A collective voice rises around us. “If you have come to lead us home, then abandon your quest. We must stay.”

Priti holds up her hand. “I’m not here to convince you to do anything, but may I ask why you must stay?”

A long silence stretches. “We do not know.”

“Okay, wanna know why I’m here?”

“We are curious, yes.”

“To ask you to help your kin.” She indicates me. “A soul who was taken before his time and who has a destiny yet to fulfill.”

All eyes turn to me, glowing brighter, as if seeing me for the first time. “He is us, and yet…not of us.”

“Yes, much changed after the war.”

“But we won, did we not?”

Priti presses her lips together. “You won peace…for a short time. But your king was betrayed, and the peace of your people was stolen. Even now those souls that remain on the other side lament that betrayal, thirsty for vengeance. Desperate for a chance to right the wrong that was done.”

“How much time has passed?” the specters ask in unison.

“Eons.”

“And our people?”

“Enslaved,” Priti says. “Their blood entwined with those of your oppressors.”

A soft wail rises around us, a lament that claws at my soul. One of the specters shifts and appears right in front of me, his fiery gaze boring into me.

“I sense the air in you, wild and untamed,” he says. “A storm waiting to rage, to put right the wrong that was done to us. Will you accept the mantle?”

I look to Priti, unsure what this mantle is.

She nods slightly. I trust her to lead me in this.

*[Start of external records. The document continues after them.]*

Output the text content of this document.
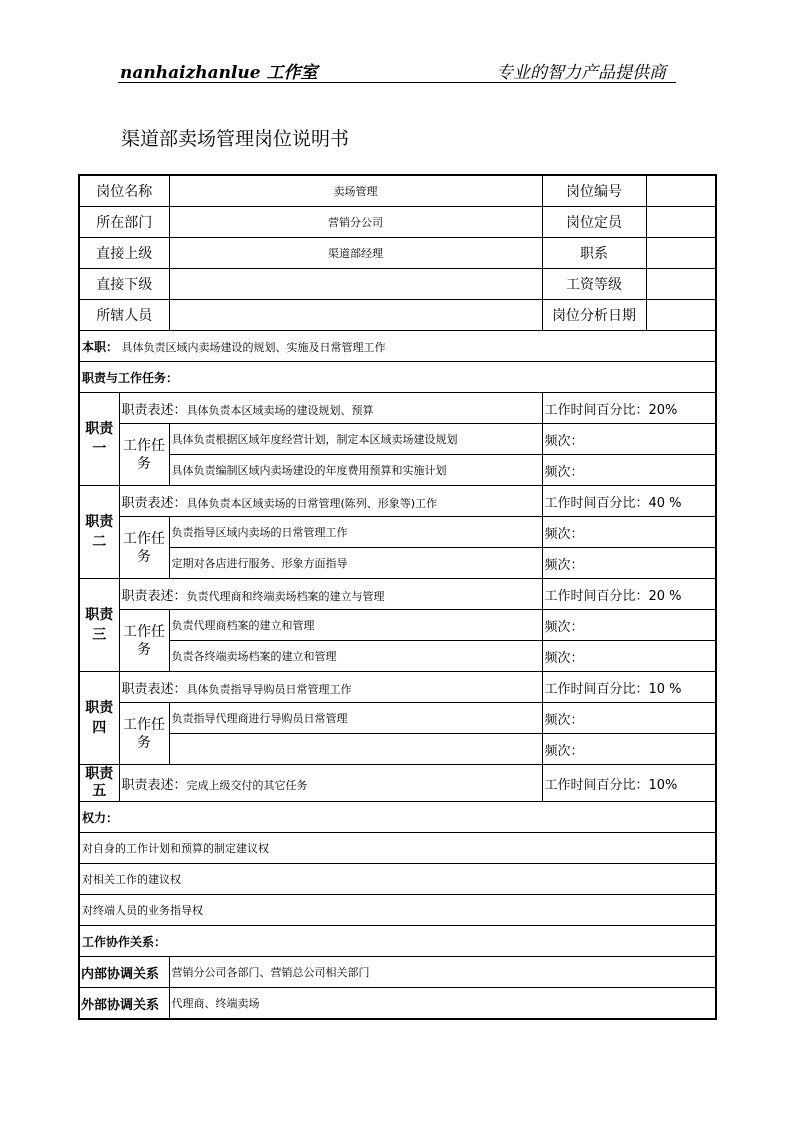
nanhaizhanlue 工作室	专业的智力产品提供商
渠道部卖场管理岗位说明书
岗位名称		卖场管理	岗位编号	
所在部门		营销分公司	岗位定员	
直接上级		渠道部经理	职系	
直接下级			工资等级	
所辖人员			岗位分析日期	
本职： 具体负责区域内卖场建设的规划、实施及日常管理工作				
职责与工作任务：				
职责一	职责表述：具体负责本区域卖场的建设规划、预算		工作时间百分比：20%	
	工作任务	具体负责根据区域年度经营计划，制定本区域卖场建设规划	频次：	
		具体负责编制区域内卖场建设的年度费用预算和实施计划	频次：	
职责二	职责表述：具体负责本区域卖场的日常管理(陈列、形象等)工作		工作时间百分比：40 %	
	工作任务	负责指导区域内卖场的日常管理工作	频次：	
		定期对各店进行服务、形象方面指导	频次：	
职责三	职责表述：负责代理商和终端卖场档案的建立与管理		工作时间百分比：20 %	
	工作任务	负责代理商档案的建立和管理	频次：	
		负责各终端卖场档案的建立和管理	频次：	
职责四	职责表述：具体负责指导导购员日常管理工作		工作时间百分比：10 %	
	工作任务	负责指导代理商进行导购员日常管理	频次：	
			频次：	
职责五	职责表述：完成上级交付的其它任务		工作时间百分比：10%	
权力：				
对自身的工作计划和预算的制定建议权				
对相关工作的建议权				
对终端人员的业务指导权				
工作协作关系：				
内部协调关系		营销分公司各部门、营销总公司相关部门		
外部协调关系		代理商、终端卖场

I trust my instincts, so I focus on the specter, look into his glowing eyes, and speak. “I accept the mantle.”

A collective sigh fills the air around us. “Then so be it.”

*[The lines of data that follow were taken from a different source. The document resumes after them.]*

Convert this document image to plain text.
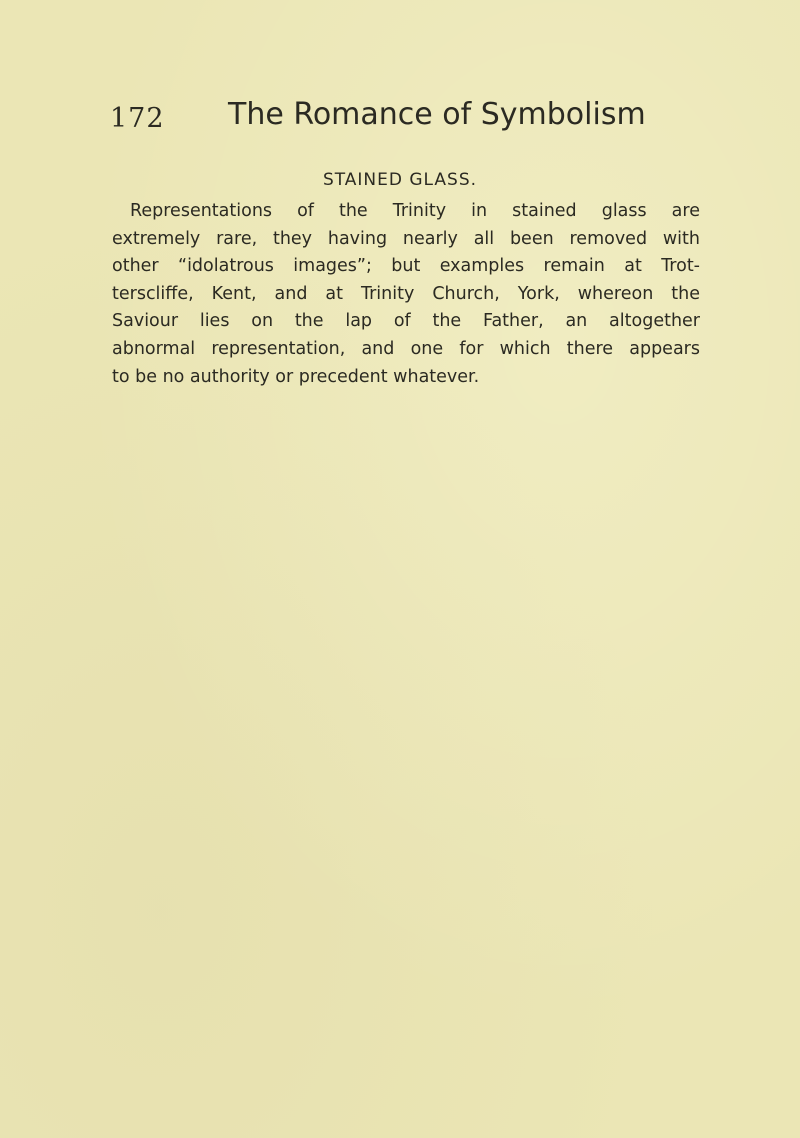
172 The Romance of Symbolism
STAINED GLASS.
Representations of the Trinity in stained glass are
extremely rare, they having nearly all been removed with
other “idolatrous images”; but examples remain at Trot-
terscliffe, Kent, and at Trinity Church, York, whereon the
Saviour lies on the lap of the Father, an altogether
abnormal representation, and one for which there appears
to be no authority or precedent whatever.
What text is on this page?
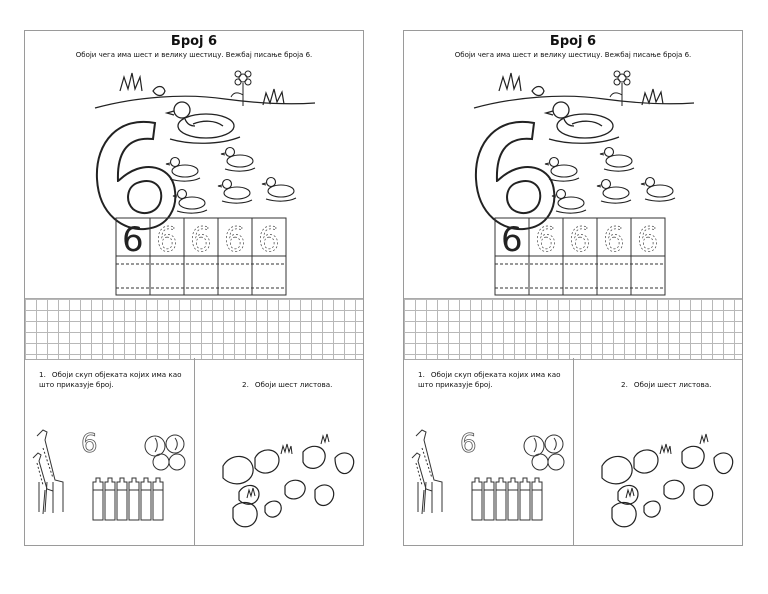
Број 6
Обоји чега има шест и велику шестицу. Вежбај писање броја 6.
6 6 6 6 6
1. Обоји скуп објеката којих има као што приказује број.
6
2. Обоји шест листова.
Број 6
Обоји чега има шест и велику шестицу. Вежбај писање броја 6.
6 6 6 6 6
1. Обоји скуп објеката којих има као што приказује број.
6
2. Обоји шест листова.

All the specters fly toward me, a shock of energy rushes through me, and a fizzing and crackling sensation arches my back.

My eyes snap wide open as a ball of flame coalesces behind my sternum.

A scream bubbles up my throat. It burns and sears, eating at me, and yet the scream refuses to break free, vibrating in my throat like a trapped bird.

If I were not already dead, I would fear that the agony would end me.

But in the next breath, the inferno dims. The fire sinks into me, becoming something quiet. Present but no longer active.

The specters drift toward Priti.

“We know now why we could not leave,” they say. “But it is time. We are ready.”

Priti raises her hand, and a staff appears. Thick gnarled wood with a bulbous top, it exudes power. “Then allow me to take you home, my brave warriors.”

The specters dissolve to mist and pour into the staff in silvery streams of energy. The staff vanishes, and Priti’s attention drops to my chest. “It worked. They gave it to you.”

I track her gaze, my pulse quickening at the sight of a golden spiral spinning at my breastbone. “What is that?”

“It is the spiral of remembrance,” Priti says. “You’ll need it soon enough.”

“I don’t understand.”

“You will. In time.” She smiles with her eyes.

“Who were those djinn? You mentioned a war, and…are they connected to the hungry specters that live in the gorge in the land of the living?”

“How about we walk and talk. Because I don’t know about you, but I’m more than ready to get the fuck out of this place. The exit is on the other side of this gorge. Are you ready?”

All my questions suddenly mean nothing. The exit is close. The way back to Leela is within reach, and that’s all that matters. “I’m ready.”